第2186章 古印遗讯 咒起塔外
指尖那一缕细若游丝的星尘力,带着星辉的清冷与地脉的厚重,缓缓触及石台凹槽角落那枚不起眼的浅淡印记。印记非刻非画,更像是某种力量在漫长岁月中自然沉淀留下的痕迹,与周围繁复玄奥的阵纹相比,显得格外朴拙。
星尘力没入印记的瞬间,刘镇南心头微震。没有光华大放,也没有信息洪流冲击。那印记仿佛一个沉睡已久、即将彻底湮灭的泡沫,被这一点外来的、同源而又不同的力量轻轻触碰,发出了最后一声微弱的“叹息”。
一段极其模糊、断续、充满岁月尘埃感的意念碎片,顺着星尘力的联系,流入刘镇南的识海。并非完整的语言或图像,更像是一个古星宗低阶弟子在值守或短暂休憩时,随手留下的、近乎无意识的“涂鸦”或“标记”,其中夹杂着一些零碎的情绪和认知片段。
“……戊七十三区,地脉监测点……无异常……值守真无聊……星辉接引又弱了……”
“……听说‘震’区的师叔们正在尝试强行贯通三号主脉节点,动静好大,希望别出事……”
“……塔灵爷爷又沉睡了,上次醒来还是百年前……没有塔灵爷爷主持,试炼根本开不了,修炼慢死了……”
“……偷偷试了试《基础引星诀》第三层,好像摸到点边,但星力不足……要是能进一次‘淬星室’就好了……”
“……玄尘子师祖他们进去好久了,还没出来……真羡慕,能进内塔……”
“……最近地脉波动有点怪,执勤长老说是正常起伏,可我总觉得心里毛毛的……留个印,下次来再看……”
意念碎片到此戛然而止,那个留下印记的弟子,其存在本身仿佛也随着这印记最后的“叹息”而彻底消散在时光长河中,只余下这一点微不足道的痕迹。
刘镇南缓缓收回星尘力,眉头微蹙。信息很零碎,价值有限,但拼凑起来,却也印证并补充了他之前的认知。这塔楼果然有“塔灵”,且似乎对试炼至关重要。古星宗弟子将此地作为“地脉监测点”,并有“执勤长老”。他们口中的“内塔”,很可能指的就是更高层。玄尘子等人进入内塔未出,与坐化在此的三位元婴前辈情况吻合。至于“震”区尝试贯通主脉节点,可能就是指地脉淤塞的源头之一。
最重要的是,他捕捉到了两个关键点:一是“淬星室”,听起来是借助星辉淬炼的场所,或许对他修炼星尘力乃至突破有帮助。二是“塔灵爷爷又沉睡了……没有塔灵主持,试炼根本开不了”。这解释了为何三位元婴前辈苦等百年也无法开启试炼。而自己之前能获得临时权限,甚至触发“浅层共鸣”,很可能与地枢的“地脉之引”身份,以及自己误打误撞初步疏通地脉节点,为塔楼补充了微薄能量有关。但距离真正“唤醒”塔灵,还差得远。
“塔灵,根据现有信息,定位‘淬星室’,并评估我当前状态进入其中修炼的风险与收益。”刘镇南心中询问。
“信息不足,无法精确定位‘淬星室’。依据塔楼常规布局推断,‘淬星室’应位于塔楼中上层,与星辉接引阵法核心区域相邻。权限者当前权限仅限一层,无法进入。强行冲击上层禁制,需消耗巨大能量,且可能引发未知防御机制,成功率低于百分之一,风险极高。”塔灵冰冷回复。

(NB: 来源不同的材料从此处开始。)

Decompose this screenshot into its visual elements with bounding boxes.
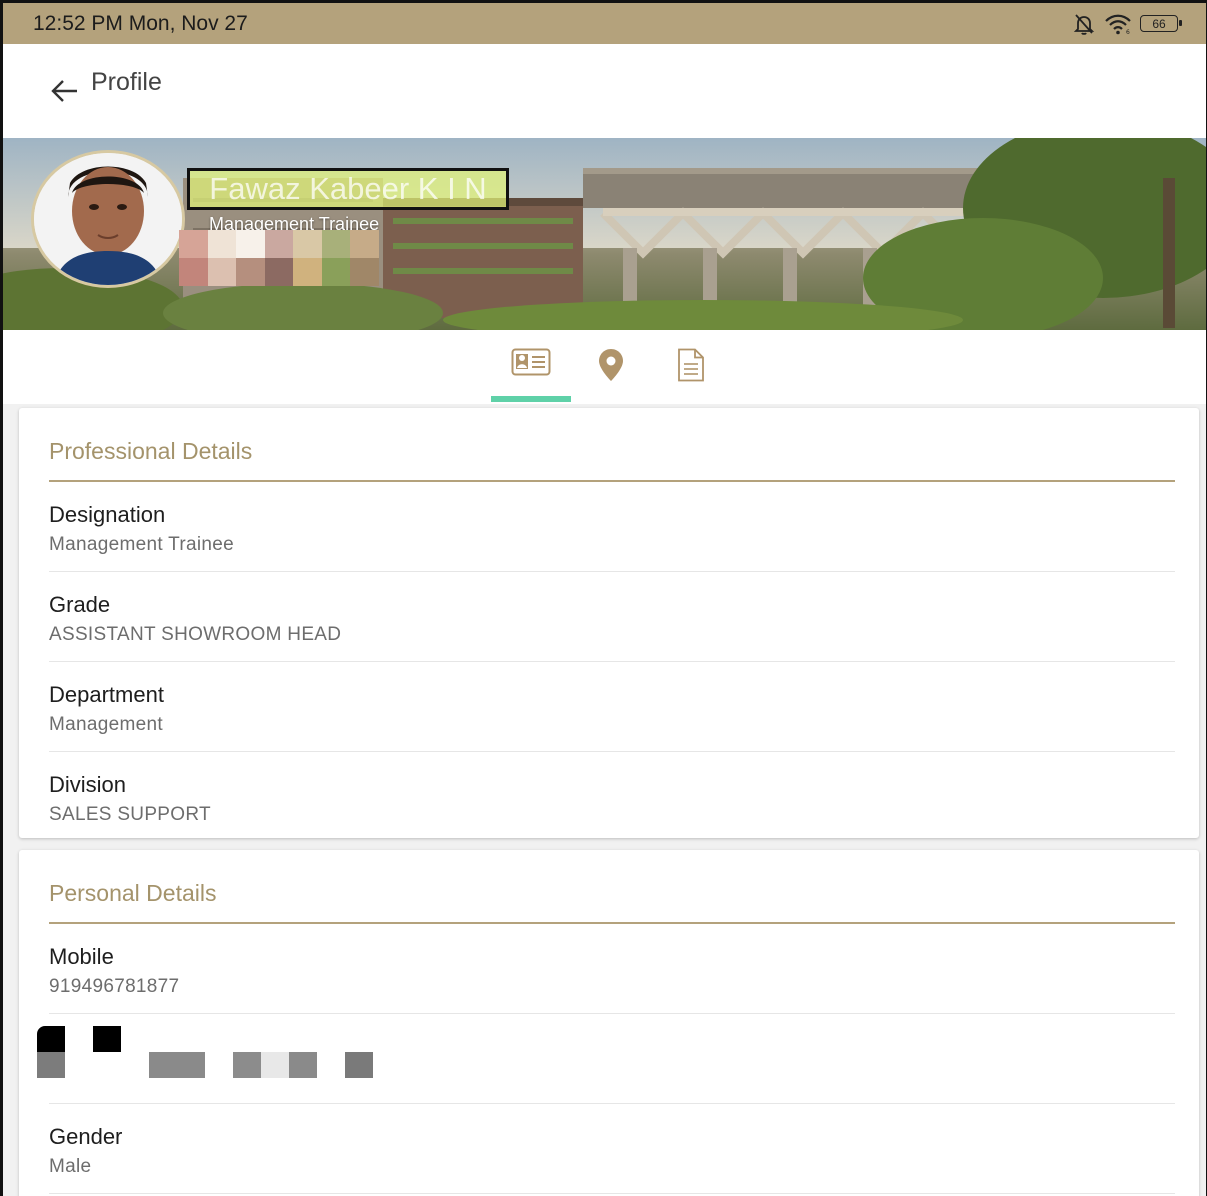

刘镇南暗叹一声。果然没那么简单。看来短时间内,借助“淬星室”是不用想了。他现在的目标,应该是在权限时限内,尽可能提升实力,并找到应对塔外危机的方法。目光再次落在那枚玉简上,或许三位前辈的研究心得中,有关于利用现有条件,临时增强战力或自保的偏门方法?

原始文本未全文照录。